L’ancien chef de l’Etat a été déclaré coupable de corruption et trafic d’influence. La décision a été lue dans un très grand silence au tribunal correctionnel de Paris, que Nicolas Sarkozy a par la suite quitté sans faire aucune déclaration. Il a dix jours pour faire appel de cette condamnation.

Les faits remontent à 2014. M. Sarkozy était suspecté d’avoir tenté d’obtenir d’un magistrat à la Cour de cassation, Gilbert Azibert, des informations confidentielles le concernant, voire de faire annuler la saisie de ses agendas présidentiels après avoir obtenu un non-lieu dans l’affaire Bettencourt. M. Azibert, avocat général dans une chambre civile, n’intervenait pas directement dans ce dossier mais il aurait joué de ses relations. En échange, M. Sarkozy aurait promis d’intervenir en faveur du magistrat pour qu’il obtienne un poste de prestige à Monaco. L’accusation se fondait sur des conversations interceptées par la justice entre l’ancien président et son avocat sur une ligne officieuse – deux téléphones prépayés achetés sous le nom de « Paul Bismuth ».

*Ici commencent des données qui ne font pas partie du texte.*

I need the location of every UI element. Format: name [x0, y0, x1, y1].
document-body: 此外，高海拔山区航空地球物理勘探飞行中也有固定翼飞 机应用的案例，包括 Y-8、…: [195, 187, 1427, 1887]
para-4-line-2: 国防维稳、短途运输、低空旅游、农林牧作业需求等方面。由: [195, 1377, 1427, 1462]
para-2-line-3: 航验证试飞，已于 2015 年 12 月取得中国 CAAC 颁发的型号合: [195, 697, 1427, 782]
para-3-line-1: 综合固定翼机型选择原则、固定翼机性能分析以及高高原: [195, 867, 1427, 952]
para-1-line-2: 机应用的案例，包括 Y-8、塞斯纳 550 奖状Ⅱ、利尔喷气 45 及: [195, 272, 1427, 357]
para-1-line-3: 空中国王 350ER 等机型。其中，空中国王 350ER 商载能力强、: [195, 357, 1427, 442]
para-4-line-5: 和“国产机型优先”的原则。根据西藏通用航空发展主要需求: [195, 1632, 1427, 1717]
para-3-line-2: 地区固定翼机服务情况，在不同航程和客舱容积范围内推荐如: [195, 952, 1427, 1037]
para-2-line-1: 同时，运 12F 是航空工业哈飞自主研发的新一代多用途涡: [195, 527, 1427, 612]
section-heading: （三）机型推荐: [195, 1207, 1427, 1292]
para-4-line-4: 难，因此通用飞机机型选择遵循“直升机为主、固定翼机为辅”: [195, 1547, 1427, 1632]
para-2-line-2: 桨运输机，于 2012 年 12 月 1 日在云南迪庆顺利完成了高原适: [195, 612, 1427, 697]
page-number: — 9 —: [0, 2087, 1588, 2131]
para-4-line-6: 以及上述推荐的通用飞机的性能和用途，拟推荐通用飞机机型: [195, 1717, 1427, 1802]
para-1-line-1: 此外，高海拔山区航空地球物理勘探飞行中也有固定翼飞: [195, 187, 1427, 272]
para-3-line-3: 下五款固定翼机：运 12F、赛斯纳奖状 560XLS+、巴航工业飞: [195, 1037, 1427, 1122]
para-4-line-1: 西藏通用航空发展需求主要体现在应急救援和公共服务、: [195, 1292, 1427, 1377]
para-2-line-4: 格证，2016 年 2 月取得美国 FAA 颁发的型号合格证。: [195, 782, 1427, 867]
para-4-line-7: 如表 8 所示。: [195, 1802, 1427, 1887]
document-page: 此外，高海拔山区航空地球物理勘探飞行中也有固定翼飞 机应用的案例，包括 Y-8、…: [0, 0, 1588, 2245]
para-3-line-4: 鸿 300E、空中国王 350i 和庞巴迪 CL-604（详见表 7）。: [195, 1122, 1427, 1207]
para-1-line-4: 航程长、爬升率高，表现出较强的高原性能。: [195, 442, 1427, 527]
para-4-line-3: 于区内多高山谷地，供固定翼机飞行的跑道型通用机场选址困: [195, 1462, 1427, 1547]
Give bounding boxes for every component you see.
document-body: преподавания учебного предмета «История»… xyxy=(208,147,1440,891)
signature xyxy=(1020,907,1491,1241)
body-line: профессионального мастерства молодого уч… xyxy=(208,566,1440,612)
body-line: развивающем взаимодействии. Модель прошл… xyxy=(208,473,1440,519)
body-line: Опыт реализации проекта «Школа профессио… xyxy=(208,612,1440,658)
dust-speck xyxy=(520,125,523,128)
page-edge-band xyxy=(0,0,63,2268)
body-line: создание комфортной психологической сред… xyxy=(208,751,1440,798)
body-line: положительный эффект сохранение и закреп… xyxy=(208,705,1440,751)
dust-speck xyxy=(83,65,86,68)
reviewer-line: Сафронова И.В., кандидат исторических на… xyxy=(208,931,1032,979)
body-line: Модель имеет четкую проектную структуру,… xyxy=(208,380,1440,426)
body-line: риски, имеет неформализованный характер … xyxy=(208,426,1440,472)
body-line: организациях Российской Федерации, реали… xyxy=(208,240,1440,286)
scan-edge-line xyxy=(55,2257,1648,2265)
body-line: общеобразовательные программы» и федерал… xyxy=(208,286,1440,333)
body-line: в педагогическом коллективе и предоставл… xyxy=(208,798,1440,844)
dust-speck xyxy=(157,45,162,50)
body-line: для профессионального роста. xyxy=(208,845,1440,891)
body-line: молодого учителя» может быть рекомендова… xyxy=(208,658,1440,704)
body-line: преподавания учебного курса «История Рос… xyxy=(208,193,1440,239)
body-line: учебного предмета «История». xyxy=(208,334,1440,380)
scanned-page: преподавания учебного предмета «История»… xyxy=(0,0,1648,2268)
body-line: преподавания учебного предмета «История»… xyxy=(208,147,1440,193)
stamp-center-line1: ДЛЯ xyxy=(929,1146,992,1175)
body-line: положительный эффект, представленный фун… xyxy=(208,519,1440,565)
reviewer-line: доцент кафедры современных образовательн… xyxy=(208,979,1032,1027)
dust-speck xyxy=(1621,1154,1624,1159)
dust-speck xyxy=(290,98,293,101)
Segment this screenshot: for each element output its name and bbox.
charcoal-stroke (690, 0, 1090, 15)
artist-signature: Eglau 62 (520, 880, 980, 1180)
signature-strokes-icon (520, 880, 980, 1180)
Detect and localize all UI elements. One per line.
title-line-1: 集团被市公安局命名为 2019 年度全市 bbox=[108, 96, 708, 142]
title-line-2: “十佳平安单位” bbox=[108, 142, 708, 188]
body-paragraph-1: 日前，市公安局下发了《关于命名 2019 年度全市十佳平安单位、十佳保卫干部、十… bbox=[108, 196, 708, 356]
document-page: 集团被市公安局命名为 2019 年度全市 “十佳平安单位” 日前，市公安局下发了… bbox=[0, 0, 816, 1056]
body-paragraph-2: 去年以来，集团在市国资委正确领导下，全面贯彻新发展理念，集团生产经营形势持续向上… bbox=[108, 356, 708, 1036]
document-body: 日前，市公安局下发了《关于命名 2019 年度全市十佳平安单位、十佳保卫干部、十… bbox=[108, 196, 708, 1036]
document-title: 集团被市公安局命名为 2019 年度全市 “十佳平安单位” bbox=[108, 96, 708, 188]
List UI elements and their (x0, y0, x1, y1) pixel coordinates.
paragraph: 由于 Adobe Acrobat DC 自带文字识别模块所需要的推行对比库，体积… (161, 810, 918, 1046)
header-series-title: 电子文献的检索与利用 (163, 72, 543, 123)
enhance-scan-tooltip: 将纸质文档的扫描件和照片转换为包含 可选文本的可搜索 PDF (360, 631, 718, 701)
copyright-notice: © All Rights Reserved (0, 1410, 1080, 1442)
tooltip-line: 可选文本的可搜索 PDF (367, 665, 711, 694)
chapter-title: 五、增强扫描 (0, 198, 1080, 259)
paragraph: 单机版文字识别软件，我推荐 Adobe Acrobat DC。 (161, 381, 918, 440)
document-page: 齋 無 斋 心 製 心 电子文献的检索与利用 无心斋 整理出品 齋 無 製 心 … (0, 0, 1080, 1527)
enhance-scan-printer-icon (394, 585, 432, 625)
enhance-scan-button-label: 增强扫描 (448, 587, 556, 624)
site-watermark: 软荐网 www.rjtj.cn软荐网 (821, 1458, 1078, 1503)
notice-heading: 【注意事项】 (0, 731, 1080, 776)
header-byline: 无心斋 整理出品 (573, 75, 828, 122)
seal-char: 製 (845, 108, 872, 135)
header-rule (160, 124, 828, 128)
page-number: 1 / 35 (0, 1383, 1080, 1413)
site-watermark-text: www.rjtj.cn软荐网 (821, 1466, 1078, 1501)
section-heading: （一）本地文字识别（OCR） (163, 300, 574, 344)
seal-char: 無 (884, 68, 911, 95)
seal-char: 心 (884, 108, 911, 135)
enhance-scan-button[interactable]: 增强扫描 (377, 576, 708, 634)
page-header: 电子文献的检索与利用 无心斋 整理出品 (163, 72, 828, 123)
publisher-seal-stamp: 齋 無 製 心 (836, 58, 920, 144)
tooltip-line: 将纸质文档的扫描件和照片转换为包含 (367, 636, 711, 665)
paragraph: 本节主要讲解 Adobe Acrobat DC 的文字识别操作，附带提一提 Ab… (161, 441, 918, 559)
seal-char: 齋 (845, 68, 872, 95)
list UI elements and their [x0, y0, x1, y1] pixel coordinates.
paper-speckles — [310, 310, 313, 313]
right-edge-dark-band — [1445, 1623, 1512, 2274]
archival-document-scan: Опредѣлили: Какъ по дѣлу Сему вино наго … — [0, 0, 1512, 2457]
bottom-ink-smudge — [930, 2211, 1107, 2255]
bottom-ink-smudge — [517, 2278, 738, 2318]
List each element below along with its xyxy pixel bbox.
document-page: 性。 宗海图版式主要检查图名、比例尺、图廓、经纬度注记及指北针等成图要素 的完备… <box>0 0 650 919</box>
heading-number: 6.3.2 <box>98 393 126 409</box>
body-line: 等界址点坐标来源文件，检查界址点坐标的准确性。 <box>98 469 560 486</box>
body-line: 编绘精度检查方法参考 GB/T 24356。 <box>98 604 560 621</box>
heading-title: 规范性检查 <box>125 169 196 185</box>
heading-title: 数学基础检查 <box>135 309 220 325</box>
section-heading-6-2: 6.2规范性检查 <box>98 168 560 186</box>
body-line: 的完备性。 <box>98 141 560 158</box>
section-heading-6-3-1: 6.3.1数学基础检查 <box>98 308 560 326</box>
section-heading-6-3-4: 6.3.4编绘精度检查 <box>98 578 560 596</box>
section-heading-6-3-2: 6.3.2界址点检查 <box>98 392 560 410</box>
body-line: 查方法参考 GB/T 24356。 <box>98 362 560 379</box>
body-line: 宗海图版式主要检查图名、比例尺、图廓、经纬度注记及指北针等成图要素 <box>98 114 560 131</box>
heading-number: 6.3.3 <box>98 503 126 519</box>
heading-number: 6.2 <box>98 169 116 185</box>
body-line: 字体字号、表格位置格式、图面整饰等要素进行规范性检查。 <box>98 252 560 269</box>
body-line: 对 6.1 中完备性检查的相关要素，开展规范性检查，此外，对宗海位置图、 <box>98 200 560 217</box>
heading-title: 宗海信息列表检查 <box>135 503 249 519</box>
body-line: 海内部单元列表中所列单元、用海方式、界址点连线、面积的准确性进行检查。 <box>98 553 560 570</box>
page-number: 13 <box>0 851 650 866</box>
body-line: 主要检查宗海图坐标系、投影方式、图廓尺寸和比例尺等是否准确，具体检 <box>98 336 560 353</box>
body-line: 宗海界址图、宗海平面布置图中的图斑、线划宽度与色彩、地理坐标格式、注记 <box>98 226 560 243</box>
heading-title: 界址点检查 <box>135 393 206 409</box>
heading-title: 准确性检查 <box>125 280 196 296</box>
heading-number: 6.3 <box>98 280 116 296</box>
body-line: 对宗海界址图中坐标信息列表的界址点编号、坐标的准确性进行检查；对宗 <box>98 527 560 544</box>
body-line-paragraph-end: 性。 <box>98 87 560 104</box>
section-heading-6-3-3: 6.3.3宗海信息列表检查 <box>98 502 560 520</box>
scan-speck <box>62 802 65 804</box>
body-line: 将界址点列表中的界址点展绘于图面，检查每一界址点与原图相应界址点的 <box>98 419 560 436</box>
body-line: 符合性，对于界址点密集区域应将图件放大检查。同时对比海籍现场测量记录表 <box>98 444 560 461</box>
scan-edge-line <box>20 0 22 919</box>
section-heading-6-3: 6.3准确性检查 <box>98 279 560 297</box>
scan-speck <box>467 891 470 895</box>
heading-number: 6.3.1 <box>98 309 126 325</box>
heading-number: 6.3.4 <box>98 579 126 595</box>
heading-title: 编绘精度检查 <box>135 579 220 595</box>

Le tribunal correctionnel a estimé lundi qu’un « pacte de corruption » avait été conclu entre l’ancien président de la République, aujourd’hui âgé de 66 ans, son avocat Me Thierry Herzog et l’ancien haut magistrat Gilbert Azibert. « La preuve du pacte de corruption ressort d’un faisceau d’indices graves, précis et concordants résultant des liens très étroits d’amitié noués entre les protagonistes », a relevé le tribunal.

Nicolas Sarkozy, qui a été « garant de l’indépendance de la justice, s’est servi de son statut d’ancien président pour gratifier un magistrat ayant servi son intérêt personnel », a déclaré la présidente de la 32e chambre correctionnelle de Paris, Christine Mée. Il devient le deuxième ancien président condamné sous la Ve République, après Jacques Chirac, en 2011, dans l’affaire des emplois fictifs de la Mairie de Paris.